Arrivés à Khartoum, nous posons nos affaires dans un camping le long du Nil pour s’apprêter à fêter Noël. Et là, le choc sera grand. On ne fête que très peu Noël au Soudan. Il n’y a rien qui nous met dans l’ambiance. Pas d’arbres de Noël, pas de guirlandes, etc. Et puis impossible de trouver à Khartoum un restaurant avec un bon repas pour passer le réveillon de Noël. Nous nous retrouvons au restaurant du Hilton qui sert un buffet. Rien de très fin mais de la quantité. Et puis encore plus dur, impossible de trouver une goutte d’alcool. Nous buvons donc pour accompagner notre repas une bière sans alcool et du coca. Même pas un verre de vin à Noël, ça ne nous était jamais arrivé. On se demande encore si Noël est déjà passé ou non.
Vivement le Nouvel An en Ethiopie où là on devrait trouver de quoi ne pas mourir de soif…
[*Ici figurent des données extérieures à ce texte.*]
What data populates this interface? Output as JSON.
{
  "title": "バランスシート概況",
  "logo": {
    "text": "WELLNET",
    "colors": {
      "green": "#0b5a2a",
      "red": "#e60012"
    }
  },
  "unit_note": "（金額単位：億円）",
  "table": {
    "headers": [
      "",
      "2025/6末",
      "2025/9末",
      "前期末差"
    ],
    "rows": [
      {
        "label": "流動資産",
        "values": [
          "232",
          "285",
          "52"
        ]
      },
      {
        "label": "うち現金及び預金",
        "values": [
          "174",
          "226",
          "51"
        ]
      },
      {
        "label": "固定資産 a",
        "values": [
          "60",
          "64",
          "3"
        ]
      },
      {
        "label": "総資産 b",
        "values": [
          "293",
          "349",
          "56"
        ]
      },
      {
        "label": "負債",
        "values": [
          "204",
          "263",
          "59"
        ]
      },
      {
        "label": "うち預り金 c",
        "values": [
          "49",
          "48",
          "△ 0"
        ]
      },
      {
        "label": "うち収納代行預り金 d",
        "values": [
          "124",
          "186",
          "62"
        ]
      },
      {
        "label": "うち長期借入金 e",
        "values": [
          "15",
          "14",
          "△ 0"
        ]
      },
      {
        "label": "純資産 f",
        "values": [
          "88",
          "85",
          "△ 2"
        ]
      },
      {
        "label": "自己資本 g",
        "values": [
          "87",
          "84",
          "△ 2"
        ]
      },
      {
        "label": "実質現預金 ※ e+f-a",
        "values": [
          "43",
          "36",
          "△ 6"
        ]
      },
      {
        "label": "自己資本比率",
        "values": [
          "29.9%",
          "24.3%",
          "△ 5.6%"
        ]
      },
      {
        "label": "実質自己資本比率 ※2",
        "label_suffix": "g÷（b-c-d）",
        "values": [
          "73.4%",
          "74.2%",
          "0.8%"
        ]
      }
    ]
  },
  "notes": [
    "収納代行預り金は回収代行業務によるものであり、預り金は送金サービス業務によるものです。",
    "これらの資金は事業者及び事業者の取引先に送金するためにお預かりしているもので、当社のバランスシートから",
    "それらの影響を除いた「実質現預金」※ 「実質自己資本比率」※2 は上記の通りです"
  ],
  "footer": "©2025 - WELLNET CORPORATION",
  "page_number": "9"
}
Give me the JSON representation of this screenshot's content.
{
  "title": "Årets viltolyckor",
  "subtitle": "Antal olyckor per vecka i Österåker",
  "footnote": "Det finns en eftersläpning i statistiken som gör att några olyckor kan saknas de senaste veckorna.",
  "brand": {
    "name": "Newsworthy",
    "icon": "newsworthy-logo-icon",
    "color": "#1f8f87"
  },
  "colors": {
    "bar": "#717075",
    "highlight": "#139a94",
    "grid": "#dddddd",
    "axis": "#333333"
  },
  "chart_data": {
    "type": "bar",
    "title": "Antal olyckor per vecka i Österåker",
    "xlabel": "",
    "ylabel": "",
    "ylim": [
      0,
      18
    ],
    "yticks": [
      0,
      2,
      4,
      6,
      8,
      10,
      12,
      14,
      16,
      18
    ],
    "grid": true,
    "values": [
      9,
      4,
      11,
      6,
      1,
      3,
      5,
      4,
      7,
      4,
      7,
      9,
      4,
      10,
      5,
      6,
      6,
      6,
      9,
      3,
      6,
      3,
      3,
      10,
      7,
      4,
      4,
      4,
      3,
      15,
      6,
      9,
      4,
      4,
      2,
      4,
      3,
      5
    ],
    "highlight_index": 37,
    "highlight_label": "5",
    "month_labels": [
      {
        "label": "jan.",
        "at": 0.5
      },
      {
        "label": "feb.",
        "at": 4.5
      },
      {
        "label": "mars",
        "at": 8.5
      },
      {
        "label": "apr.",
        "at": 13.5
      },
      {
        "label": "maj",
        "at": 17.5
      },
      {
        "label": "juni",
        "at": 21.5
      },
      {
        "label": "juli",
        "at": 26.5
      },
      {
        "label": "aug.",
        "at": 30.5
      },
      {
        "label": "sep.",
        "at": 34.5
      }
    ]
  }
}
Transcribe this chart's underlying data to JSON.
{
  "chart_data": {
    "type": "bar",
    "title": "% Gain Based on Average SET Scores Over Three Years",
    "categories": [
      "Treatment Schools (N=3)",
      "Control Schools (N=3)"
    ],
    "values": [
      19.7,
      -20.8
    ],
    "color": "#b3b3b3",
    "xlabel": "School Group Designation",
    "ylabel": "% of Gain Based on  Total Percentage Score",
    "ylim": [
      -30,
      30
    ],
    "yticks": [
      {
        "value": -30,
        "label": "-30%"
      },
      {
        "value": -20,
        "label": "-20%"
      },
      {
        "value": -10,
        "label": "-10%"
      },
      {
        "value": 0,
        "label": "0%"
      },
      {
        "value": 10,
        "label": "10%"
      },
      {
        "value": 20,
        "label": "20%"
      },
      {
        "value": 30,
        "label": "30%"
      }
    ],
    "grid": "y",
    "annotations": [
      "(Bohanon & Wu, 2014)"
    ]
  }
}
Hier, nous avons demandé notre visa pour l’Ethiopie et nous l’aurons demain. Il y a quelque chose qui n’est pas normal, cela va trop vite…


Vous voulez en savoir plus…

Une journée type durant la traversée

Nous conduisons à tour de rôle la voiture, en général des journées complètes.
Le matin, on se lève assez tôt avec le soleil vers 6h30, 7h00. Le temps de déjeuner et de ranger les voitures et on démarre vers 8h00, 8h30.
On s’arrête à midi environ une demi-heure pour dîner.
Le soir, on s’arrête un peu avant le coucher du soleil vers 18h30.
Le temps de manger, de déplier les tentes, on va se coucher vers 20h00.

Et oui, on est bien décalé par rapport à notre horaire européen.


Un tout bon fou rire

François conduit la voiture sur une piste et à une centaine de mètres, il y a une personne sur son âne en plein de milieu de la route. On continue à avancer et apparemment, il ne nous entend pas. Pour finir, on arrive très près de lui et on roule presque au pas. On ne veut pas klaxonner de peur que l’âne ne prenne peur.
Finalement, l’homme se retourne, s’aperçoit de notre présence, prend peur et donne un coup sec sur les rennes afin que l’âne aille sur la droite. L’homme lui anticipe le mouvement de l’âne et se penche déjà sur la droite. Et c’est là que l’âne décide de tourner vers la gauche. Notre homme perd donc l’équilibre et juste avant d’éviter la chute, il se rattrape in extremis à la crinière et utilise toutes ses ressources pour rester accroché à l’âne et arriver à se redresser alors que l’âne continue comme si de rien n’était son chemin du côté gauche.


Encore des ânes

Beaucoup moins drôle. Cette fois-ci, c’est Pierre qui est au volant. En plein milieu de la route, on voit un tas de bois. Pas loin de là, des femmes avec des ânes qui transportent du bois. Les femmes nous font des signes de nous arrêter. On s’arrête, on descend de la voiture et on se rend compte que sous le tas de bois, il y a un âne. La charge est tellement lourde qu’il est tombé en voulant traverser la route. On s’est donc mis à trois pour soulever le bois et essayer de libérer l’âne. Au même moment, un des autres ânes veut traverser la route, trébuche et se retrouve coincé sous les bois.
C’est à partir de ce moment que l’on s’est vraiment rendu compte des charges que portaient où tiraient tous les ânes que l’on voit le long de notre route.


Notre vie de mécano

La voiture s’est splendidement comportée pendant ces dix jours. De temps en temps, il n’y a pas de contact quand on met la clef. Les témoins s’allument mais pas de démarrage. Mais après quelques essais, en général, elle se met en marche.

Le seul réel problème que nous ayons rencontré, c’est à nouveau un problème sur l’axe de transmission. Une partie de l’axe est cassée mais cela permet de rouler. Nous allons changer cela à Khartoum dès demain.

Sinon, notre voiture est de loin la meilleure voiture pour ce genre de trip. Les allemands qui ont une Toyota Land Cruiser un peu trop basse ont eu plus de difficultes.

Nos plus belles rencontres


Tous les soudanais que nous avons rencontrés sur notre route et que nous côtoyons au jour le jour. Leur gentillesse est frappante et rend, entre autres, la ville de Khartoum super agréable pour se promener de jour comme de nuit.